The earlier works in the show are mostly portraits of relatives and acquaintances. Corot often incorporated landscapes into the background of the portraits, as he did in that of his niece Claire Sennegon and in a touching depiction of the wistful-looking 15-year-old Louise Harduin, whose parents had just died, seated beside a road in a gray traveling dress, the tip of her shoe peeping out from under her voluminous skirt and a big, beribboned straw hat at her side.
In addition to portraits, the show presents nudes, studio character studies and a few oddities. Standouts include the “Italian Woman, or Woman with Yellow Sleeve” (c. 1870), which once belonged to Lucian Freud, one of his larger figure paintings, with its regal pose and bold colors; “The Woman with the Pearl” (c. 1868-70), with her Mona Lisa pose and enigmatic expression (the “pearl” is actually a leaf that is part of her headdress); and the mysterious allegorical painting “Bacchante with a Panther” (c. 1855-60; pictured at the top of the page), in which the voluptuous supine bacchante holds out the corpse of a dead bird to a shy cherub riding on the spotted panther.
Among the figure paintings are several depicting monks in contemplative poses, including the very last painting Corot made, “Monk with a Cello” (1874), just before he died. Perhaps for that reason, I found it very moving, but I also responded to the simplicity and power of the painting itself and the air of intense concentration and solitude it evokes. Some believe that it was a self-portrait of the music-loving artist himself.
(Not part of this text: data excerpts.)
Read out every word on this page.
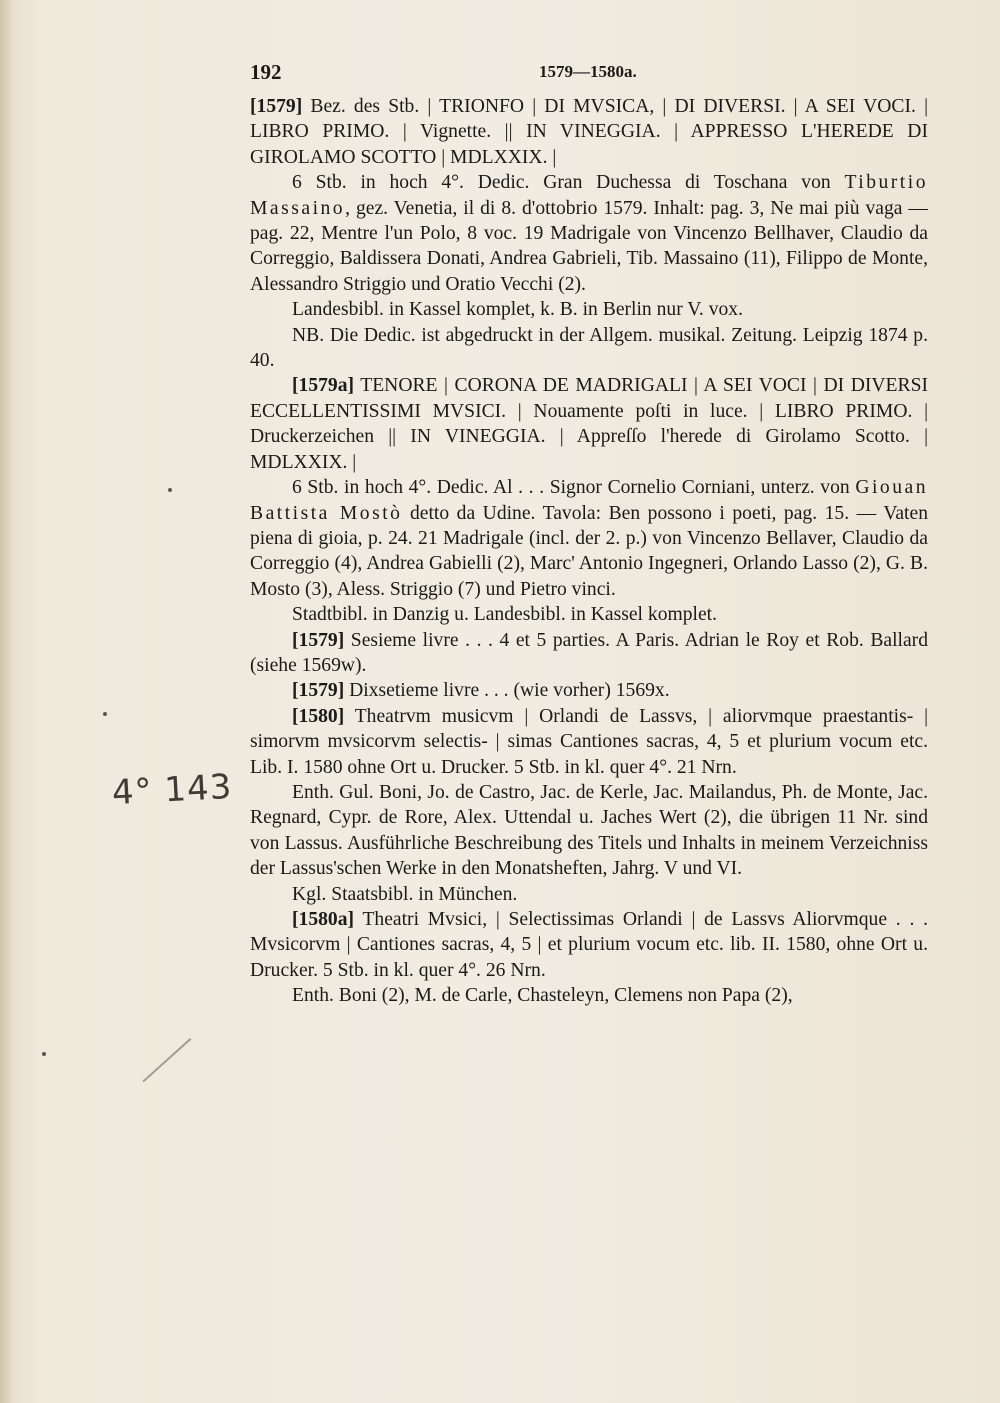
192	1579—1580a.
4° 143

[1579] Bez. des Stb. | TRIONFO | DI MVSICA, | DI DIVERSI. | A SEI VOCI. | LIBRO PRIMO. | Vignette. || IN VINEGGIA. | APPRESSO L'HEREDE DI GIROLAMO SCOTTO | MDLXXIX. |

6 Stb. in hoch 4°. Dedic. Gran Duchessa di Toschana von Tiburtio Massaino, gez. Venetia, il di 8. d'ottobrio 1579. Inhalt: pag. 3, Ne mai più vaga — pag. 22, Mentre l'un Polo, 8 voc. 19 Madrigale von Vincenzo Bellhaver, Claudio da Correggio, Baldissera Donati, Andrea Gabrieli, Tib. Massaino (11), Filippo de Monte, Alessandro Striggio und Oratio Vecchi (2).

Landesbibl. in Kassel komplet, k. B. in Berlin nur V. vox.

NB. Die Dedic. ist abgedruckt in der Allgem. musikal. Zeitung. Leipzig 1874 p. 40.

[1579a] TENORE | CORONA DE MADRIGALI | A SEI VOCI | DI DIVERSI ECCELLENTISSIMI MVSICI. | Nouamente poſti in luce. | LIBRO PRIMO. | Druckerzeichen || IN VINEGGIA. | Appreſſo l'herede di Girolamo Scotto. | MDLXXIX. |

6 Stb. in hoch 4°. Dedic. Al . . . Signor Cornelio Corniani, unterz. von Giouan Battista Mostò detto da Udine. Tavola: Ben possono i poeti, pag. 15. — Vaten piena di gioia, p. 24. 21 Madrigale (incl. der 2. p.) von Vincenzo Bellaver, Claudio da Correggio (4), Andrea Gabielli (2), Marc' Antonio Ingegneri, Orlando Lasso (2), G. B. Mosto (3), Aless. Striggio (7) und Pietro vinci.

Stadtbibl. in Danzig u. Landesbibl. in Kassel komplet.

[1579] Sesieme livre . . . 4 et 5 parties. A Paris. Adrian le Roy et Rob. Ballard (siehe 1569w).

[1579] Dixsetieme livre . . . (wie vorher) 1569x.

[1580] Theatrvm musicvm | Orlandi de Lassvs, | aliorvmque praestantis- | simorvm mvsicorvm selectis- | simas Cantiones sacras, 4, 5 et plurium vocum etc. Lib. I. 1580 ohne Ort u. Drucker. 5 Stb. in kl. quer 4°. 21 Nrn.

Enth. Gul. Boni, Jo. de Castro, Jac. de Kerle, Jac. Mailandus, Ph. de Monte, Jac. Regnard, Cypr. de Rore, Alex. Uttendal u. Jaches Wert (2), die übrigen 11 Nr. sind von Lassus. Ausführliche Beschreibung des Titels und Inhalts in meinem Verzeichniss der Lassus'schen Werke in den Monatsheften, Jahrg. V und VI.

Kgl. Staatsbibl. in München.

[1580a] Theatri Mvsici, | Selectissimas Orlandi | de Lassvs Aliorvmque . . . Mvsicorvm | Cantiones sacras, 4, 5 | et plurium vocum etc. lib. II. 1580, ohne Ort u. Drucker. 5 Stb. in kl. quer 4°. 26 Nrn.

Enth. Boni (2), M. de Carle, Chasteleyn, Clemens non Papa (2),
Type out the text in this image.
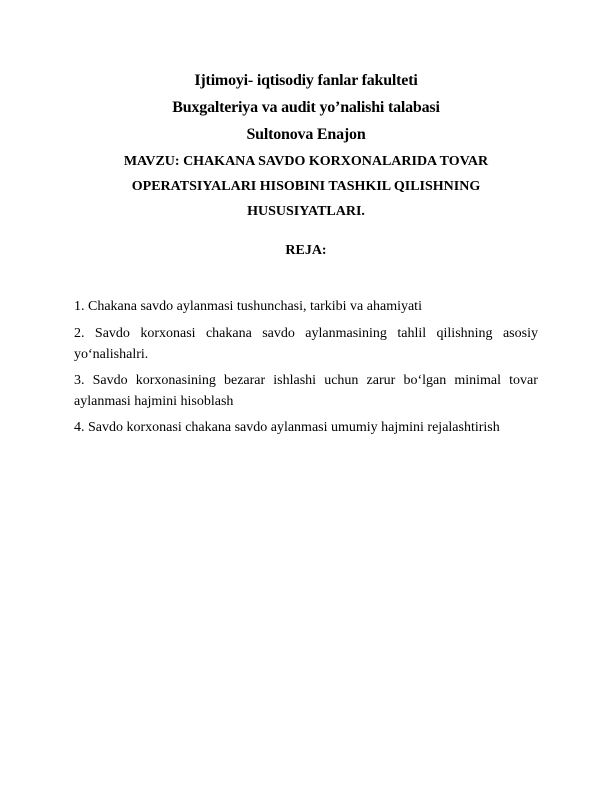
Ijtimoyi- iqtisodiy fanlar fakulteti
Buxgalteriya va audit yo’nalishi talabasi
Sultonova Enajon
MAVZU: CHAKANA SAVDO KORXONALARIDA TOVAR
OPERATSIYALARI HISOBINI TASHKIL QILISHNING
HUSUSIYATLARI.
REJA:
1. Chakana savdo aylanmasi tushunchasi, tarkibi va ahamiyati
2. Savdo korxonasi chakana savdo aylanmasining tahlil qilishning asosiy
yo‘nalishalri.
3. Savdo korxonasining bezarar ishlashi uchun zarur bo‘lgan minimal tovar
aylanmasi hajmini hisoblash
4. Savdo korxonasi chakana savdo aylanmasi umumiy hajmini rejalashtirish
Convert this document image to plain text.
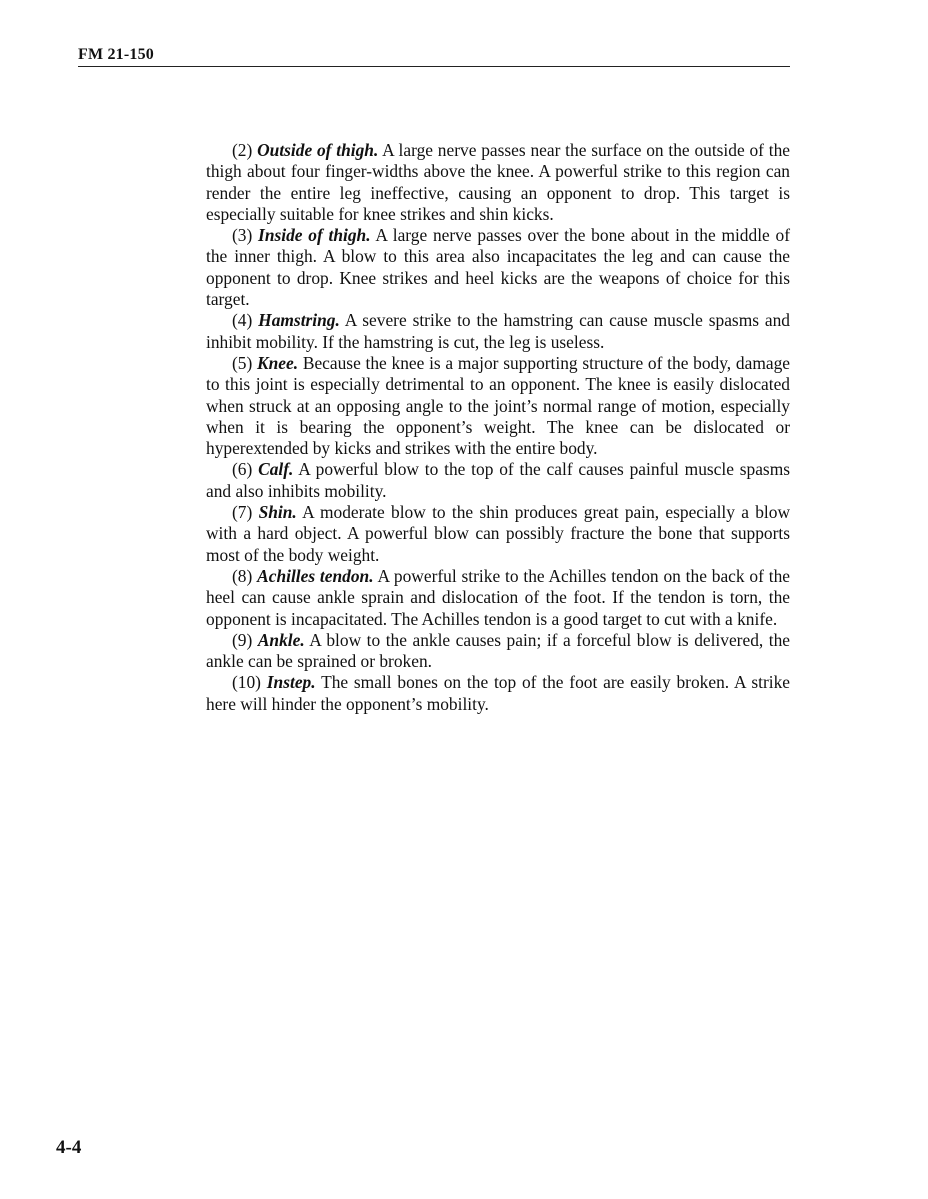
FM 21-150

(2) Outside of thigh. A large nerve passes near the surface on the outside of the thigh about four finger-widths above the knee. A powerful strike to this region can render the entire leg ineffective, causing an opponent to drop. This target is especially suitable for knee strikes and shin kicks.

(3) Inside of thigh. A large nerve passes over the bone about in the middle of the inner thigh. A blow to this area also incapacitates the leg and can cause the opponent to drop. Knee strikes and heel kicks are the weapons of choice for this target.

(4) Hamstring. A severe strike to the hamstring can cause muscle spasms and inhibit mobility. If the hamstring is cut, the leg is useless.

(5) Knee. Because the knee is a major supporting structure of the body, damage to this joint is especially detrimental to an opponent. The knee is easily dislocated when struck at an opposing angle to the joint’s normal range of motion, especially when it is bearing the opponent’s weight. The knee can be dislocated or hyperextended by kicks and strikes with the entire body.

(6) Calf. A powerful blow to the top of the calf causes painful muscle spasms and also inhibits mobility.

(7) Shin. A moderate blow to the shin produces great pain, especially a blow with a hard object. A powerful blow can possibly fracture the bone that supports most of the body weight.

(8) Achilles tendon. A powerful strike to the Achilles tendon on the back of the heel can cause ankle sprain and dislocation of the foot. If the tendon is torn, the opponent is incapacitated. The Achilles tendon is a good target to cut with a knife.

(9) Ankle. A blow to the ankle causes pain; if a forceful blow is delivered, the ankle can be sprained or broken.

(10) Instep. The small bones on the top of the foot are easily broken. A strike here will hinder the opponent’s mobility.

4-4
By that time he had finally been recognized by the art-world powers and had become famous. He had always been well-off thanks to his parents, who supported his artist’s lifestyle and left him everything when they died. By the end of his life, the genial and kind-hearted Corot had a large group of loving and grateful friends and admirers. He was especially openhanded with his money and often helped starving artists out of their misery. When his friend Honoré Daumier was blind and homeless, Corot bought him a house to live in, just one example of many of his generosity.
This is a rare occasion to see this particular group of works. Don’t miss it.